= Coney Island Velodrome =

Arena in Brooklyn, New York (closed 1950)

A Communist Party USA rally held at the Velodrome, May 25, 1941

The Coney Island Velodrome was a mid-sized sports arena in Coney Island, Brooklyn, New York City. Designed as a bicycle racing venue, the drome featured a 1/8 mi wooden oval track with 45° banked corners and seating for 10,000. It also hosted outboard midgets into 1939. Located next to the Culver Depot, the Brooklyn–Manhattan Transit Corporation's rail terminal at Neptune Avenue & West 12th Street, the venue played host to sports ranging from motorcycle races to boxing and football.

The drome was a popular venue for both Coney Island vacationers and New York City residents.
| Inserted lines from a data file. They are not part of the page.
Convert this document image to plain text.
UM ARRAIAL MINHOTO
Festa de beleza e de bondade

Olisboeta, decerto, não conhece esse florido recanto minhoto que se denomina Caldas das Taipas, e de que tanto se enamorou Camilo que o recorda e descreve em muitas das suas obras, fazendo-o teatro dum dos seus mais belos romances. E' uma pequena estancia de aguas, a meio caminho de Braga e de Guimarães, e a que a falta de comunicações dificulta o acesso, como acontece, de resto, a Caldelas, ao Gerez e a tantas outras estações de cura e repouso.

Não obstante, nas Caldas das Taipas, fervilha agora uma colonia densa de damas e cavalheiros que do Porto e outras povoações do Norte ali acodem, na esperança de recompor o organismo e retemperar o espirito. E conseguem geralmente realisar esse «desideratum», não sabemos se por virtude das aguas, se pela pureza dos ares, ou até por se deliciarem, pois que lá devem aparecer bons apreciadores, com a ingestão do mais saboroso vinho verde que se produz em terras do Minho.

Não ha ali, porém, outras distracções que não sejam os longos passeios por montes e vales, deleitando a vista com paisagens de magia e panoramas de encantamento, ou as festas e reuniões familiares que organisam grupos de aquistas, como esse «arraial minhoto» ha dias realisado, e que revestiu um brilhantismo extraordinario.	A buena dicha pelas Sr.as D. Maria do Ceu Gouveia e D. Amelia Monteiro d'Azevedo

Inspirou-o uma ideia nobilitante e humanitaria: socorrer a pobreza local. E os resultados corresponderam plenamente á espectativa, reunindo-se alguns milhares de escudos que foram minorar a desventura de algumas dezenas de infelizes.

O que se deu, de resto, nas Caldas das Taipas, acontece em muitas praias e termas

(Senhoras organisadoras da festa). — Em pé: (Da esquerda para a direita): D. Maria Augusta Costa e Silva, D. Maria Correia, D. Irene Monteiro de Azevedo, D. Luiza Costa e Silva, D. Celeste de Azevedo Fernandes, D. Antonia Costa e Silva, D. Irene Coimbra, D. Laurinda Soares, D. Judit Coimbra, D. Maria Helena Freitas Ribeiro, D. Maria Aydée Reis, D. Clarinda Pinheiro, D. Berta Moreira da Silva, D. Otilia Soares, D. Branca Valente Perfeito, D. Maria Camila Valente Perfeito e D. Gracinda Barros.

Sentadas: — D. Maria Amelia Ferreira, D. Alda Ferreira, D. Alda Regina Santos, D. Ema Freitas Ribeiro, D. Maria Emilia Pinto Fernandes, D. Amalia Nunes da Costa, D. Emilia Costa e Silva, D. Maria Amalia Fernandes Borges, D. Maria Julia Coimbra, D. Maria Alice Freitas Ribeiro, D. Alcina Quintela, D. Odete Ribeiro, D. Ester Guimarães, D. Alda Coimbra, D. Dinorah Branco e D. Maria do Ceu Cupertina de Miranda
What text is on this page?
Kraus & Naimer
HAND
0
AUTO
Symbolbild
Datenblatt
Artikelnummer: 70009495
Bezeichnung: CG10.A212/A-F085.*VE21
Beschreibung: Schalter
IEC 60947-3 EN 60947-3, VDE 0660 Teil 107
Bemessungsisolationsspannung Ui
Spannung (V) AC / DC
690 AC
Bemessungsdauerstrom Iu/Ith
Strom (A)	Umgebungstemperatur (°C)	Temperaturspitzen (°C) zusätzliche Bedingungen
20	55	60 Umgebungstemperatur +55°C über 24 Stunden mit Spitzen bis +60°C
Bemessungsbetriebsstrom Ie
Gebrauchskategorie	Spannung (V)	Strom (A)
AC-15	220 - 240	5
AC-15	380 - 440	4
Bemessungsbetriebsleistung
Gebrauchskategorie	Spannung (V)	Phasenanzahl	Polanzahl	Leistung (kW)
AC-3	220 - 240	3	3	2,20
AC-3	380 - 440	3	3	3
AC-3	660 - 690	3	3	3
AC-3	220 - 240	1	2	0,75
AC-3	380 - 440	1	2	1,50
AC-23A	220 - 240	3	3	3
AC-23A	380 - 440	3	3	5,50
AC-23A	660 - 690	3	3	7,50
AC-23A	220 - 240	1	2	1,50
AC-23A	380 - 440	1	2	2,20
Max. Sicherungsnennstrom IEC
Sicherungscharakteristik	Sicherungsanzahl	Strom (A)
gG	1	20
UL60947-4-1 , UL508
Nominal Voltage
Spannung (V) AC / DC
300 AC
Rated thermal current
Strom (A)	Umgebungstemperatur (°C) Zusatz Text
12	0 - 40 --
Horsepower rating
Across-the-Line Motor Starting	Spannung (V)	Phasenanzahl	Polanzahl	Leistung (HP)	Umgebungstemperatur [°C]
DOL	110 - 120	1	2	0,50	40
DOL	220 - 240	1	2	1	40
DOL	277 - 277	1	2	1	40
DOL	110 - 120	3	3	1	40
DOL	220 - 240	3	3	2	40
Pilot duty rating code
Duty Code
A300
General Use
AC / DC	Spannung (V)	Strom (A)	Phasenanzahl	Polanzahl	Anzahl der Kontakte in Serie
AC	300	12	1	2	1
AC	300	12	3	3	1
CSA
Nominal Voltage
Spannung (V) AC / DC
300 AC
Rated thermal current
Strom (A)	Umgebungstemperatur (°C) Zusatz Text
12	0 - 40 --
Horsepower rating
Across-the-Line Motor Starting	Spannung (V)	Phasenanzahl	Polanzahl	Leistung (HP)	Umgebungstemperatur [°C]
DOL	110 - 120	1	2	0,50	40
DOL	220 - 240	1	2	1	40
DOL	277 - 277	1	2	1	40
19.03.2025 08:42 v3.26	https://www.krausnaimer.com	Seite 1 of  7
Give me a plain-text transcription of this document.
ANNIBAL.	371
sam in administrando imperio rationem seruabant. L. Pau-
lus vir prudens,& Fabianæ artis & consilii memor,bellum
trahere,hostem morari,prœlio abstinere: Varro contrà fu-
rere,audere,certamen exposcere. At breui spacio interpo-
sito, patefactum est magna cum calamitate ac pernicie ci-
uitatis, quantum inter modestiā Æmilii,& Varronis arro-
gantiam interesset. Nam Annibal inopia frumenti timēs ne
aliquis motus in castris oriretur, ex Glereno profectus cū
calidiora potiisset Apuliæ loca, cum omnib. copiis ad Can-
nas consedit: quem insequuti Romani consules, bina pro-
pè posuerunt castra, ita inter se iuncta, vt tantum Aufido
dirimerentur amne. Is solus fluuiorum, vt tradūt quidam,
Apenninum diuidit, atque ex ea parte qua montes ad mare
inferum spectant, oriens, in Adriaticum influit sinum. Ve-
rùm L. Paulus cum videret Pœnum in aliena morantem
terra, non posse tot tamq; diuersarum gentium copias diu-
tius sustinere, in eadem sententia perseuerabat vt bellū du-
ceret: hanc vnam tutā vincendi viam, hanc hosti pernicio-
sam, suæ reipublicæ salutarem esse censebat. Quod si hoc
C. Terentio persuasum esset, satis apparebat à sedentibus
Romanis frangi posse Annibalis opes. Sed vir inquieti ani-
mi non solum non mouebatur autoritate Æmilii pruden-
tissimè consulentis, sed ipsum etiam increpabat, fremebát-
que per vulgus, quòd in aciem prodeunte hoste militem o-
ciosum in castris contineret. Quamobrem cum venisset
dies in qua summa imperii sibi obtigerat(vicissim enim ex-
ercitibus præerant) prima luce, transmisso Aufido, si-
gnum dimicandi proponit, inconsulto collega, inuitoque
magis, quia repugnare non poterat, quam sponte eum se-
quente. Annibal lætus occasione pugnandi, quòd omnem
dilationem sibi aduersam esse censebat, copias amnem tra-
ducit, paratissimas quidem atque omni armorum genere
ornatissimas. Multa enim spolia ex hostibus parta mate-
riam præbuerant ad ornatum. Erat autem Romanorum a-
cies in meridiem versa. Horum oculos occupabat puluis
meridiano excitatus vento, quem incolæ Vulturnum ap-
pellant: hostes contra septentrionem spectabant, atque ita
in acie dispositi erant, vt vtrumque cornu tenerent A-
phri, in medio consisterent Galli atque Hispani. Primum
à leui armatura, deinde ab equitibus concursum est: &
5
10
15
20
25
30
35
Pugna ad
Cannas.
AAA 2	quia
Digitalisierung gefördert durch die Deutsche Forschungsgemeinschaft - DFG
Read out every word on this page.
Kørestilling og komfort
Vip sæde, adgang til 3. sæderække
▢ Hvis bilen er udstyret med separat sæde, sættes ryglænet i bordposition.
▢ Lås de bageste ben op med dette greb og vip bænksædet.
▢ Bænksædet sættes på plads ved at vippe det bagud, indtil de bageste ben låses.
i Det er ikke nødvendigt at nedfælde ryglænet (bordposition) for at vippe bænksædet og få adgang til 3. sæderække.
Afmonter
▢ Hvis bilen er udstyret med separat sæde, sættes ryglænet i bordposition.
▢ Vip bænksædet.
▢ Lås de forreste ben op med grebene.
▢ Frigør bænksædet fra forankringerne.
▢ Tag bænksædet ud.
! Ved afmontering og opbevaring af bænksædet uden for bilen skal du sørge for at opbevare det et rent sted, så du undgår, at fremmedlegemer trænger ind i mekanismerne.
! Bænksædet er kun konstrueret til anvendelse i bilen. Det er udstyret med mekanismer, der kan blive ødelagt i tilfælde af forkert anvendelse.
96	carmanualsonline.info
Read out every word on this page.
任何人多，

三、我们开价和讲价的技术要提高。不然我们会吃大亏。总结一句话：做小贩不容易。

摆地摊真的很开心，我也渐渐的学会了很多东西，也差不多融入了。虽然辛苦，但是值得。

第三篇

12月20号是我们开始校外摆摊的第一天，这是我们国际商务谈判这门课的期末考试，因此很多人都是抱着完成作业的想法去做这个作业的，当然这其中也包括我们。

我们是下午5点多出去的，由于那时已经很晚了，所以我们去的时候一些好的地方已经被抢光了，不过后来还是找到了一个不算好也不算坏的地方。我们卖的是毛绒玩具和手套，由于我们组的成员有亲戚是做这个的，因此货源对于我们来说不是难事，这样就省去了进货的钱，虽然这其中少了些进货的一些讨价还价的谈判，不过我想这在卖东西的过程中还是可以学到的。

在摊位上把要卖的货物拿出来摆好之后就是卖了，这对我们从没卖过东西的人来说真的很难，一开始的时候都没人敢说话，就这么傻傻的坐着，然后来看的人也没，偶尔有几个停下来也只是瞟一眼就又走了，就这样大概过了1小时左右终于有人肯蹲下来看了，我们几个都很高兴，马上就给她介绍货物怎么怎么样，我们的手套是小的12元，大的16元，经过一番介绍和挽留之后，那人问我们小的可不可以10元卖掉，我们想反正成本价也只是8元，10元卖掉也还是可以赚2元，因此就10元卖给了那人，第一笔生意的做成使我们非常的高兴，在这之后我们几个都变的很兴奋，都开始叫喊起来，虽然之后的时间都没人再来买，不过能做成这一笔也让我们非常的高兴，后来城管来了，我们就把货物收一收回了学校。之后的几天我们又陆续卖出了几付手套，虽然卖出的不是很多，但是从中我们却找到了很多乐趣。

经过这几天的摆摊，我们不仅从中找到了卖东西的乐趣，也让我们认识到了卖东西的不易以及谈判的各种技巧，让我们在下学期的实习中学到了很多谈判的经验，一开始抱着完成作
At the height of popularity for both American bicycle racing and boxing in the 1920s, Coney Island drome was host to regional and state championship bicycle races, and boxing heroes including Rocky Marciano, Joe Louis, Jersey Joe Walcott, and Sugar Ray Robinson.

As the Great Depression began, bicycle racing on the Eastern Seaboard collapsed. On August 3, 1930, the velodrome was destroyed by fire but due to its location and use was rebuilt. The last event was an Old-Timers reunion and bicycle race on September 4, 1950. Coney Island Velodrome was torn down and replaced with high-rise housing.

Included in the New York City bid for the 2012 Summer Olympics were plans to build another velodrome elsewhere on Coney Island. These plans were scrapped when New York lost the bid to London in 2005.